Het is een CSV-indeling, maar sommige rijen hebben meer kolommen dan andere. Nog erger voor verwerking bevat één kolom in het type door de WITHDRAWAL gebruiker gegenereerde tekst en kan een komma in de tekst bevatten. Een lijstpatroon dat het verwijderingspatroon, het constante patroon en het var-patroon bevat om de waardegegevens in deze indeling vast te leggen:

decimal balance = 0m;
foreach (string[] transaction in ReadRecords())
{
    balance += transaction switch
    {
        [_, "DEPOSIT", _, var amount]     => decimal.Parse(amount),
        [_, "WITHDRAWAL", .., var amount] => -decimal.Parse(amount),
        [_, "INTEREST", var amount]       => decimal.Parse(amount),
        [_, "FEE", var fee]               => -decimal.Parse(fee),
        _                                 => throw new InvalidOperationException($"Record {string.Join(", ", transaction)} is not in the expected format!"),
    };
    Console.WriteLine($"Record: {string.Join(", ", transaction)}, New balance: {balance:C}");
}

In het voorgaande voorbeeld wordt een tekenreeksmatrix gebruikt, waarbij elk element één veld in de rij is. De switch expressiesleutels in het tweede veld, waarmee het soort transactie en het aantal resterende kolommen worden bepaald. Elke rij zorgt ervoor dat de gegevens de juiste indeling hebben. Met het verwijderingspatroon (_) wordt het eerste veld overgeslagen, met de datum van de transactie. Het tweede veld komt overeen met het type transactie. Het resterende element komt overeen met het veld met het bedrag. De laatste overeenkomst maakt gebruik van het var-patroon om de tekenreeksweergave van de hoeveelheid vast te leggen. De expressie berekent het bedrag dat moet worden optellen of afgetrokken van het saldo.

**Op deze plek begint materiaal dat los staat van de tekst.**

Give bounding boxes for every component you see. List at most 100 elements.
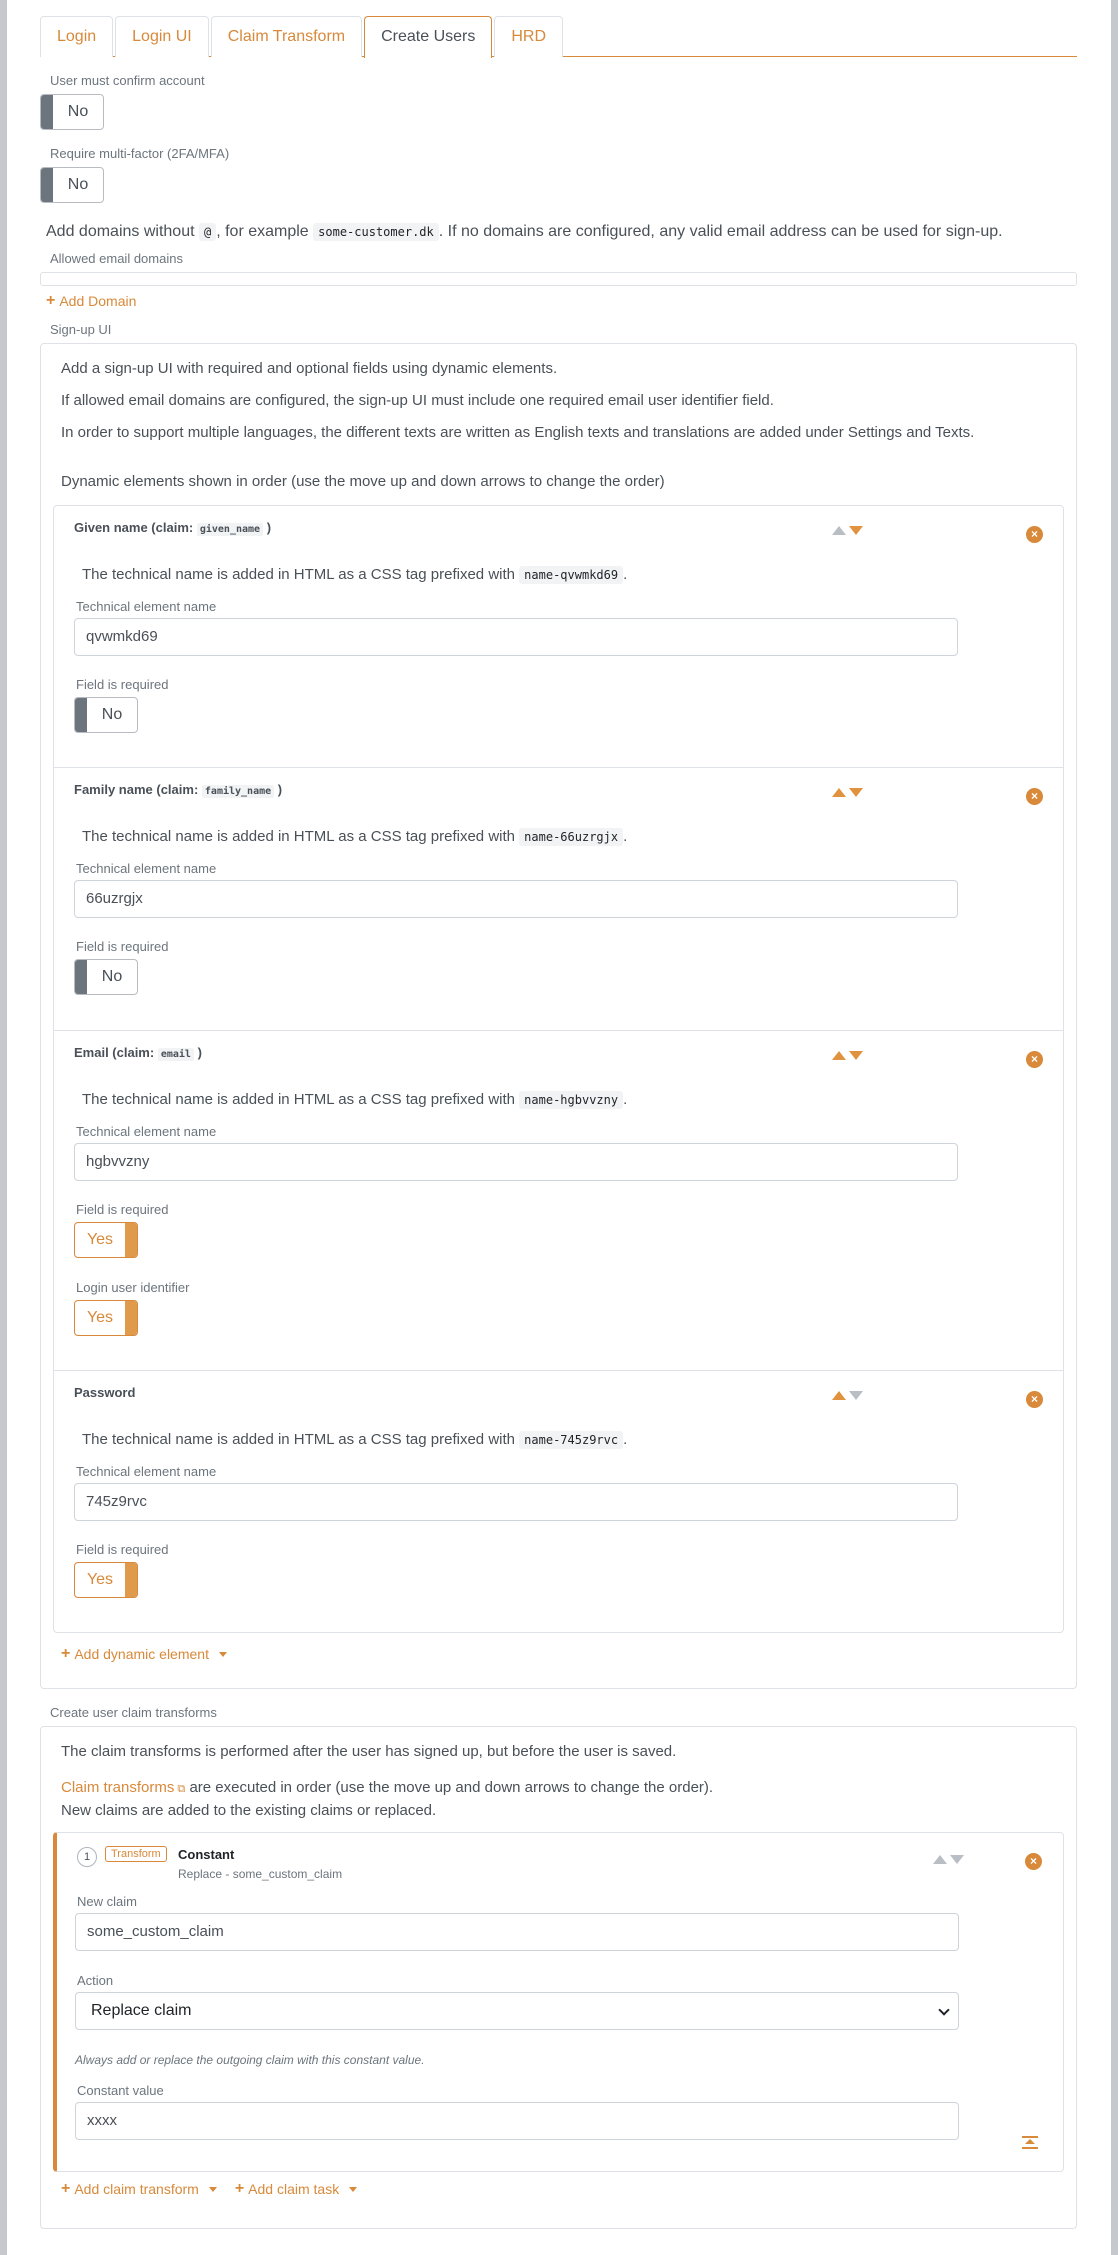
move-up-icon[interactable] xyxy=(832,526,846,535)
add-domain-button[interactable]: + Add Domain xyxy=(46,292,1077,310)
signup-p4: Dynamic elements shown in order (use the… xyxy=(61,473,665,490)
signup-section-label: Sign-up UI xyxy=(50,322,112,337)
move-down-icon[interactable] xyxy=(849,1391,863,1400)
transform-badge: Transform xyxy=(105,1846,167,1862)
hint-at-code: @ xyxy=(198,223,217,241)
tab-login[interactable]: Login xyxy=(40,16,114,57)
required-label: Field is required xyxy=(76,939,169,954)
remove-element-icon[interactable]: × xyxy=(1026,1051,1043,1068)
domains-hint: Add domains without @, for example some-… xyxy=(46,221,1077,243)
transform-note: Always add or replace the outgoing claim… xyxy=(75,2053,425,2067)
tech-name-input[interactable]: 66uzrgjx xyxy=(74,880,958,918)
mfa-toggle[interactable]: No xyxy=(40,167,104,203)
tech-prefix-code: name-qvwmkd69 xyxy=(519,566,624,584)
move-down-icon[interactable] xyxy=(849,526,863,535)
caret-down-icon xyxy=(218,1651,227,1657)
external-link-icon[interactable]: ⧉ xyxy=(174,1783,185,1795)
toggle-value: Yes xyxy=(86,1309,114,1326)
transforms-p3: New claims are added to the existing cla… xyxy=(61,1802,437,1819)
confirm-account-toggle[interactable]: No xyxy=(40,94,104,130)
move-up-icon[interactable] xyxy=(832,788,846,797)
element-claim-code: given_name xyxy=(196,523,264,536)
toggle-knob xyxy=(41,168,53,202)
required-toggle[interactable]: No xyxy=(74,697,138,733)
tab-claim-transform[interactable]: Claim Transform xyxy=(210,16,363,57)
tab-hrd[interactable]: HRD xyxy=(494,16,564,57)
tech-name-label: Technical element name xyxy=(76,599,217,614)
toggle-value: Yes xyxy=(86,1571,114,1588)
move-arrows xyxy=(832,1387,868,1401)
transform-type: Constant xyxy=(178,1847,235,1862)
mfa-label: Require multi-factor (2FA/MFA) xyxy=(50,146,230,161)
transforms-p2-text: are executed in order (use the move up a… xyxy=(185,1779,714,1796)
tech-hint: The technical name is added in HTML as a… xyxy=(82,828,628,846)
required-label: Field is required xyxy=(76,1542,169,1557)
tech-hint-text: The technical name is added in HTML as a… xyxy=(82,1431,515,1448)
constant-input[interactable]: xxxx xyxy=(75,2102,959,2140)
tech-name-input[interactable]: qvwmkd69 xyxy=(74,618,958,656)
element-title-text: Email (claim: xyxy=(74,1045,155,1060)
hint-text: Add domains without xyxy=(46,223,195,240)
transforms-section-label: Create user claim transforms xyxy=(50,1705,217,1720)
element-title: Family name (claim: family_name ) xyxy=(74,782,282,798)
confirm-account-group: User must confirm account No xyxy=(40,73,1077,130)
remove-element-icon[interactable]: × xyxy=(1026,788,1043,805)
login-id-toggle[interactable]: Yes xyxy=(74,1300,138,1336)
allowed-domains-label: Allowed email domains xyxy=(50,251,183,266)
add-claim-task-label: Add claim task xyxy=(248,2181,340,2197)
mfa-group: Require multi-factor (2FA/MFA) No xyxy=(40,146,1077,203)
tech-name-input[interactable]: hgbvvzny xyxy=(74,1143,958,1181)
tech-name-input[interactable]: 745z9rvc xyxy=(74,1483,958,1521)
element-title: Given name (claim: given_name ) xyxy=(74,520,271,536)
move-down-icon[interactable] xyxy=(950,1855,964,1864)
element-claim-code: email xyxy=(157,1048,194,1061)
tech-name-label: Technical element name xyxy=(76,1124,217,1139)
confirm-account-label: User must confirm account xyxy=(50,73,205,88)
collapse-icon[interactable] xyxy=(1021,2136,1039,2150)
signup-p1: Add a sign-up UI with required and optio… xyxy=(61,360,558,377)
required-toggle[interactable]: Yes xyxy=(74,1562,138,1598)
collapse-icon-svg xyxy=(1022,2136,1038,2149)
tech-hint-text: The technical name is added in HTML as a… xyxy=(82,566,515,583)
tab-bar: Login Login UI Claim Transform Create Us… xyxy=(40,16,1077,58)
tech-hint-text: The technical name is added in HTML as a… xyxy=(82,828,515,845)
tech-name-label: Technical element name xyxy=(76,1464,217,1479)
toggle-value: No xyxy=(67,103,89,120)
dynamic-element: Email (claim: email ) × The technical na… xyxy=(54,1031,1063,1371)
signup-p3: In order to support multiple languages, … xyxy=(61,424,975,441)
move-up-icon[interactable] xyxy=(832,1391,846,1400)
tech-hint: The technical name is added in HTML as a… xyxy=(82,1091,628,1109)
constant-label: Constant value xyxy=(77,2083,164,2098)
remove-transform-icon[interactable]: × xyxy=(1025,1853,1042,1870)
tab-login-ui[interactable]: Login UI xyxy=(115,16,209,57)
action-select[interactable]: Replace claim xyxy=(75,1992,959,2030)
main-content: Login Login UI Claim Transform Create Us… xyxy=(40,16,1077,2229)
move-arrows xyxy=(832,784,868,798)
remove-element-icon[interactable]: × xyxy=(1026,1391,1043,1408)
add-dynamic-element-button[interactable]: + Add dynamic element xyxy=(61,1645,1064,1663)
add-claim-transform-button[interactable]: + Add claim transform xyxy=(61,2180,217,2198)
tab-create-users[interactable]: Create Users xyxy=(364,16,493,58)
dynamic-element: Given name (claim: given_name ) × The te… xyxy=(54,506,1063,768)
tech-name-label: Technical element name xyxy=(76,861,217,876)
required-toggle[interactable]: No xyxy=(74,959,138,995)
signup-p2: If allowed email domains are configured,… xyxy=(61,392,774,409)
toggle-knob xyxy=(75,698,87,732)
move-down-icon[interactable] xyxy=(849,1051,863,1060)
element-title: Email (claim: email ) xyxy=(74,1045,202,1061)
toggle-value: No xyxy=(101,968,123,985)
dynamic-element: Family name (claim: family_name ) × The … xyxy=(54,768,1063,1031)
add-claim-task-button[interactable]: + Add claim task xyxy=(235,2180,358,2198)
move-down-icon[interactable] xyxy=(849,788,863,797)
remove-element-icon[interactable]: × xyxy=(1026,526,1043,543)
claim-transforms-link[interactable]: Claim transforms xyxy=(61,1779,174,1796)
transforms-p1: The claim transforms is performed after … xyxy=(61,1743,677,1760)
move-up-icon[interactable] xyxy=(832,1051,846,1060)
element-title-text: Family name (claim: xyxy=(74,782,199,797)
hint-text: . If no domains are configured, any vali… xyxy=(438,223,1003,240)
required-toggle[interactable]: Yes xyxy=(74,1222,138,1258)
transform-item: 1 Transform Constant Replace - some_cust… xyxy=(53,1832,1064,2172)
move-up-icon[interactable] xyxy=(933,1855,947,1864)
element-title-close: ) xyxy=(197,1045,202,1060)
new-claim-input[interactable]: some_custom_claim xyxy=(75,1913,959,1951)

Met lijstpatronen kunt u overeenkomen met de vorm van een reeks gegevenselementen. U gebruikt de patronen voor verwijderen en segmenten om overeen te komen met de locatie van elementen. U gebruikt andere patronen om kenmerken van afzonderlijke elementen te vergelijken.

In dit artikel vindt u een rondleiding door de soorten code die u kunt schrijven met patroonkoppeling in C#. In de volgende artikelen ziet u meer voorbeelden van het gebruik van patronen in scenario's en de volledige woordenlijst met patronen die beschikbaar zijn voor gebruik.